Killing Monica - Page 99

“Have some water,” PP said, handing her a bottle.

“It’s all the fans,” SondraBeth said, turning a quarter of the way to address PP. “I used to feel that way, too, remember? Like a fraud. I’d be in the car, my heart pounding, sweat pouring from my underarms, and I’d think, what if I get out there and they see that I’m a fraud? That I’m not really Monica? What if the crowd thinks they’re getting Monica, and discover they’re getting SondraBeth Schnowzer instead? What if—”

“They tear you limb from limb?” Pandy asked, half jokingly. The question wasn’t necessarily facetious. Another group had squeezed between the metal barricades and was now approaching the car.

Plink! A plastic champagne glass hit the rear window.

Pandy screamed.

“Check your face. That’s what I always do,” SondraBeth advised, looking in the vanity mirror.

And then the police came and shooed the crowds away, directing the driver to a guardhouse where the backstage entrance was protected by a metal gate in a chain-link fence. Pandy breathed a sigh of relief as the SUV pulled up to a loading dock that led to the backstage area. The water she’d chugged had made its way to her bladder, and now she had to pee. She sat up in anticipation of bolting from the car.

The door to the SUV swung open. SondraBeth rose slightly on bent knees and, ratcheting herself around to face the open door, assessed the situation.

“I’m going to need a ramp,” she said.

“She needs a ramp. Someone get her a ramp,” came the sound of male voices shouting from below.

Pandy sighed deeply and pushed back into her seat, squeezing her thighs together. This was annoying. SondraBeth was blocking the door. Pandy couldn’t go forward or backward until someone got that damn ramp.

This was why she hated showbiz.

“Maybe you could change your shoes?” Pandy asked, wondering how much longer she could hold out for the bathroom. “Maybe if you had on different shoes, you could get the hell out, and then we could all get the hell out.”

“No,” SondraBeth hissed angrily. “This is it. This is the outfit. I can put it on once, and then it has to stay on as is until I take the whole thing off. Get it?”

At that moment, the ramp arrived.

“Got it!” shouted a voice, and slowly, helped on either side by two burly men with shaved heads, SondraBeth inched forward onto the loading dock.

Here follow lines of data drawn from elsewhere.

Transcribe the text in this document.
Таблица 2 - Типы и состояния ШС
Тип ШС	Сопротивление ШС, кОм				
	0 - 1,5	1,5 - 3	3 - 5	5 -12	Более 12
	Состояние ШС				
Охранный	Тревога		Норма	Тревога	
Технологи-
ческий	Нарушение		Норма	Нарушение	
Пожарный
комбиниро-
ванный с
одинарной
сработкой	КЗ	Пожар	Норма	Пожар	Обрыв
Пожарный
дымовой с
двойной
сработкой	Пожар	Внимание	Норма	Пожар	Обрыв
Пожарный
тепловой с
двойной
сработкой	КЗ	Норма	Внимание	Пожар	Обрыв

And then she unfolded, snapping open black metallic panels on her long skirt. Pandy watched, mesmerized, as she slowly raised her arms, the fabric undraping to reveal what looked like two iridescent black wings.

“Christ,” PP said, coming up behind Pandy. “She looks like a giant fly.”

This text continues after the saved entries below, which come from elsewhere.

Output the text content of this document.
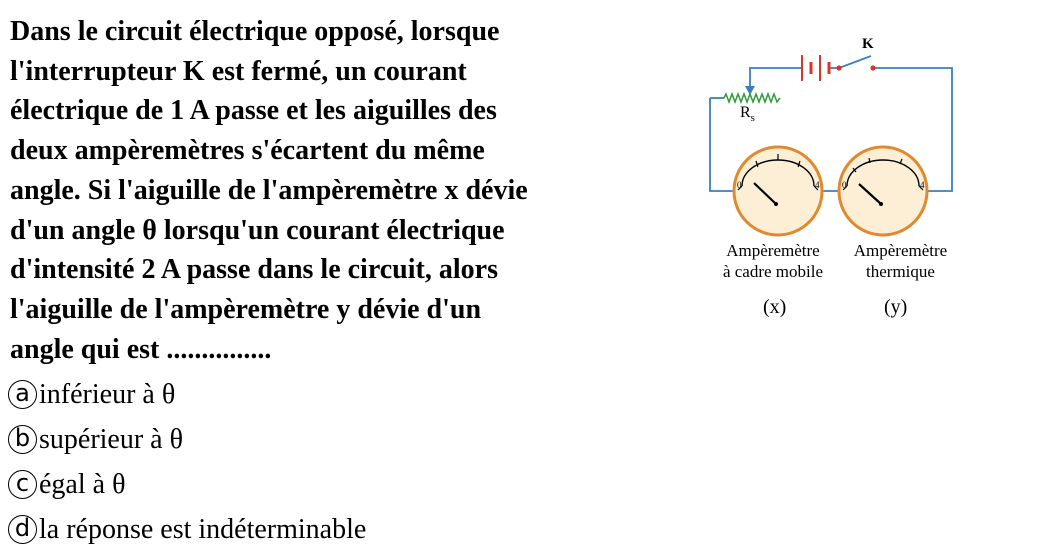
Dans le circuit électrique opposé, lorsque
l'interrupteur K est fermé, un courant
électrique de 1 A passe et les aiguilles des
deux ampèremètres s'écartent du même
angle. Si l'aiguille de l'ampèremètre x dévie
d'un angle θ lorsqu'un courant électrique
d'intensité 2 A passe dans le circuit, alors
l'aiguille de l'ampèremètre y dévie d'un
angle qui est ...............
a inférieur à θ
b supérieur à θ
c égal à θ
d la réponse est indéterminable
0	4	0	4
K
$R_s$
Ampèremètre
à cadre mobile
Ampèremètre
thermique
(x)	(y)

Judy spoke into her headset and in the next second they were surrounded by various crew and producers and assistants. SondraBeth was led to her dressing room.

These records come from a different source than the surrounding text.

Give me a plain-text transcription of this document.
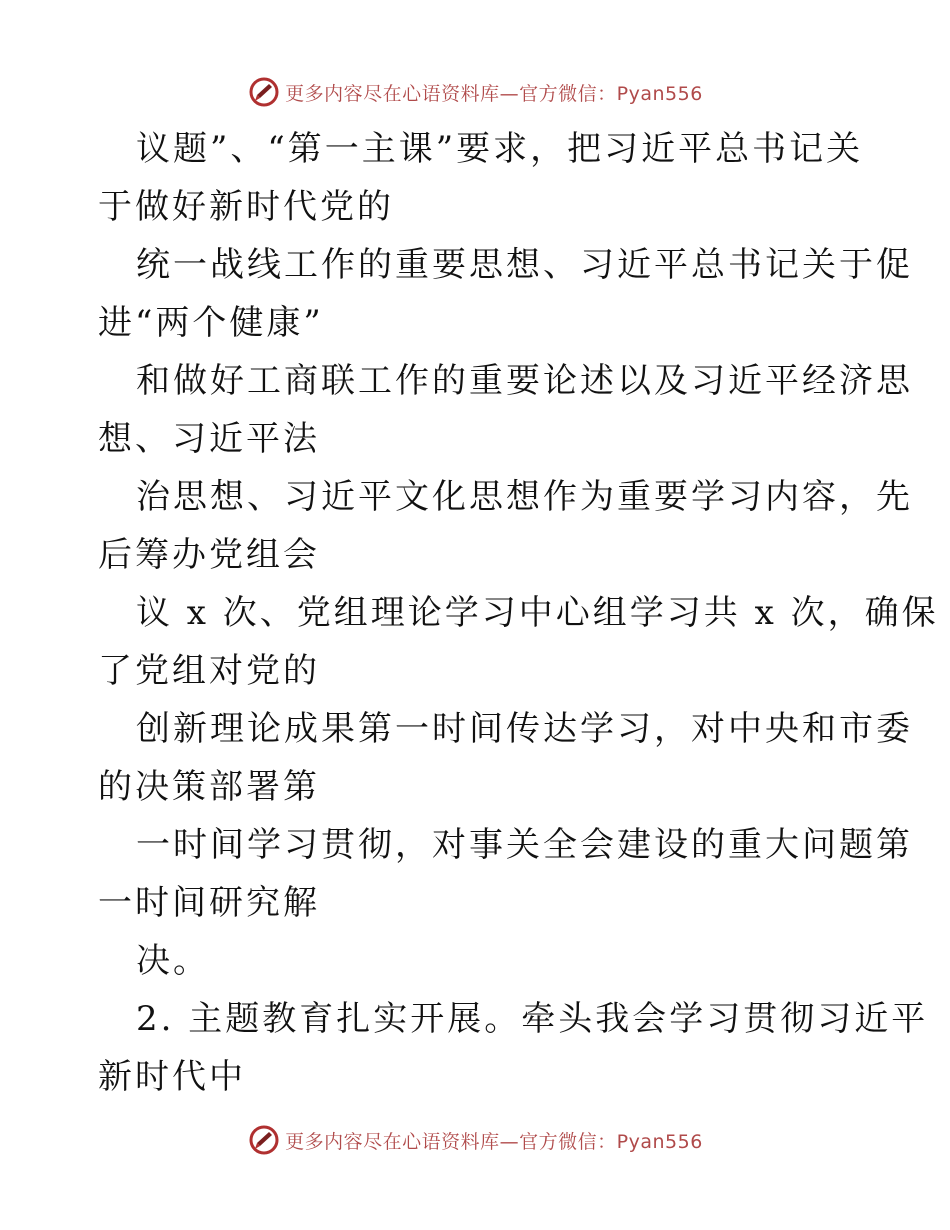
更多内容尽在心语资料库—官方微信：Pyan556
议题”、“第一主课”要求，把习近平总书记关
于做好新时代党的
统一战线工作的重要思想、习近平总书记关于促
进“两个健康”
和做好工商联工作的重要论述以及习近平经济思
想、习近平法
治思想、习近平文化思想作为重要学习内容，先
后筹办党组会
议 x 次、党组理论学习中心组学习共 x 次，确保
了党组对党的
创新理论成果第一时间传达学习，对中央和市委
的决策部署第
一时间学习贯彻，对事关全会建设的重大问题第
一时间研究解
决。
2. 主题教育扎实开展。牵头我会学习贯彻习近平
新时代中
更多内容尽在心语资料库—官方微信：Pyan556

Hellenor Wallis was shown to the green room.

Bypassing the spread of fruit, candy, and sandwiches, Pandy ran to the ladies’. Just as she was pulling up her pants, there was a knock on the door. “Hellenor? It’s Judy. They need you to do press. Are you ready?”

Pandy smiled.

“I’m ready,” she said.

* * *

“Do you think when your sister sat down to write Monica, she ever in a million years imagined it would be like this?” asked one of the journalists who were clustered around Pandy in the green room.

“No, I don’t think she did. I don’t think anyone could,” Pandy said, looking, she hoped, appropriately sad.

“She would have loved it, don’t you think?” the journalist asked.

“Yes, she really would have.” Pandy’s eyes slid over to the large-screen TV, on which there was a shot of the Monica billboard, now covered in cloth and a series of ropes and pulleys. MONICA SHOE UNVEILING, read the caption.

“And what did PJ Wallis have in store for Monica? Besides her new shoe?” the journalist asked.

Pandy tore her eyes away from the image of the billboard. “The truth is, Pandy had just finished a book that wasn’t about Monica.”